Roy A Sketch.
Even as a teenager I suppose I was aware that Roy was shy, unwordly in a way. He was a carpenter and so must have worked among labourers and brickies and he also had what was then called a seamans ticket. Now it is difficult to imagine what his working life must have been like but then it was the rest of his life which drew me.
There was no fat, skimpy clothing - he clearly didnt feel the cold and had little of the accoutrements of an outdoorsman that even then one was led to feel were necessary to be a real youth hosteller or touring cyclist. Why he bothered with us I do not now know. He was a flightless Summer visitor working here for six months and then taking ship for New Zealand in August or September. We wouldnt see him again until the Spring.
Summer YHA club weekends would put this singular, boney figure in amongst us, his long, slow, silent, economical lope propelling him with an ease denied to most of the rest of us. What was that ease? Weightlessness? For that was what it seemed. Was this what enabled him to walk in plimsols with no socks and with his stenciled seamans kitbag like nothing more than a giant duffel bag over a shoulder on its draw-cord. Shoulders of iron I then thought.
"Can you see that Rabbit?" Roy had moved his arm out and nudged mine.

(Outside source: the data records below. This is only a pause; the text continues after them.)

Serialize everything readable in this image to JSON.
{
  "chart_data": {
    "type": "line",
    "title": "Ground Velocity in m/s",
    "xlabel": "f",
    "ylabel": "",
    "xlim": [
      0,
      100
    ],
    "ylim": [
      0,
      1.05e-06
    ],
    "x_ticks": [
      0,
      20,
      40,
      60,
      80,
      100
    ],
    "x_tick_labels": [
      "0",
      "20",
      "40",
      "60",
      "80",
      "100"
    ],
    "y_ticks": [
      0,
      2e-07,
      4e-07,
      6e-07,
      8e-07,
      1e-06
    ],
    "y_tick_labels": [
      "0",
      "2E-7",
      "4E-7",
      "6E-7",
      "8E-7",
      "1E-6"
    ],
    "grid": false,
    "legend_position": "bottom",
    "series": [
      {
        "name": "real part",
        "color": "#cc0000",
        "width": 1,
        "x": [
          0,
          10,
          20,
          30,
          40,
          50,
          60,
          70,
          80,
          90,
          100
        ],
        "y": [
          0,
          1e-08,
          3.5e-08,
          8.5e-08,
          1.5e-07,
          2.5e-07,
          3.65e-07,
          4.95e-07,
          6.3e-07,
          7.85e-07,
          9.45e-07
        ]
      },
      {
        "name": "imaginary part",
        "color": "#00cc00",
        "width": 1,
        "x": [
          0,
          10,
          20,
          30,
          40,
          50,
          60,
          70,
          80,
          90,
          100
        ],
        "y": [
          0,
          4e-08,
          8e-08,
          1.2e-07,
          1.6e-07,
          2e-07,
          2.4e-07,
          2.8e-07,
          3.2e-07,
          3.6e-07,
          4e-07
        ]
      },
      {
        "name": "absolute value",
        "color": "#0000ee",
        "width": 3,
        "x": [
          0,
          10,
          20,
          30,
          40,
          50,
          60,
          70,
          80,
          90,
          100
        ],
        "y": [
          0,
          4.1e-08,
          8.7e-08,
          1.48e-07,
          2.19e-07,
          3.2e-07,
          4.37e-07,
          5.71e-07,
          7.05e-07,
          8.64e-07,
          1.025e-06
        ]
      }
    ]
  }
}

"No, where?" I said, slightly discomfited as we had been walking, all 10 of us, in silence and I had drifted off into some reverie of my own.
It was a hot June Saturday and the short, dry grass on the parched soil had lost what little springiness it normally possessed. Walking had become monotonous across this flat scrubby common land but Roy never let his surroundings out of his sight. I was about to find out the extent of his surroundings. His arm was now up, pointing, not at the side of the path ahead but at the horizon! Slightly thicker brows than most shaded a gaze like a falcon seeking prey.
His check shirt hung limply from the tanned forearm like a rag over an oak handrail, "Do you see that tuft of grass?"
Where, there were none nearby and I thought the high arm must be a mannerism but no, he was pointing at that rabbit like pointer at a downed Duck
I still couldnt see the rabbit so Roy methodically homed my line of site in like an air traffic controller talking an airliner down in fog. The fog cleared suddenly as the rabbit flicked an insect away from its ear ...... 200 yards away! I could not deny that Roy could have seen the rabbit because I could see it now: how did he spot it in the first place was the question. He spent the next half hour coaching me. Years later I saw the method described again in the section on observation of a book on training to pass the Advanced Driving Test................ but Roy never did drive.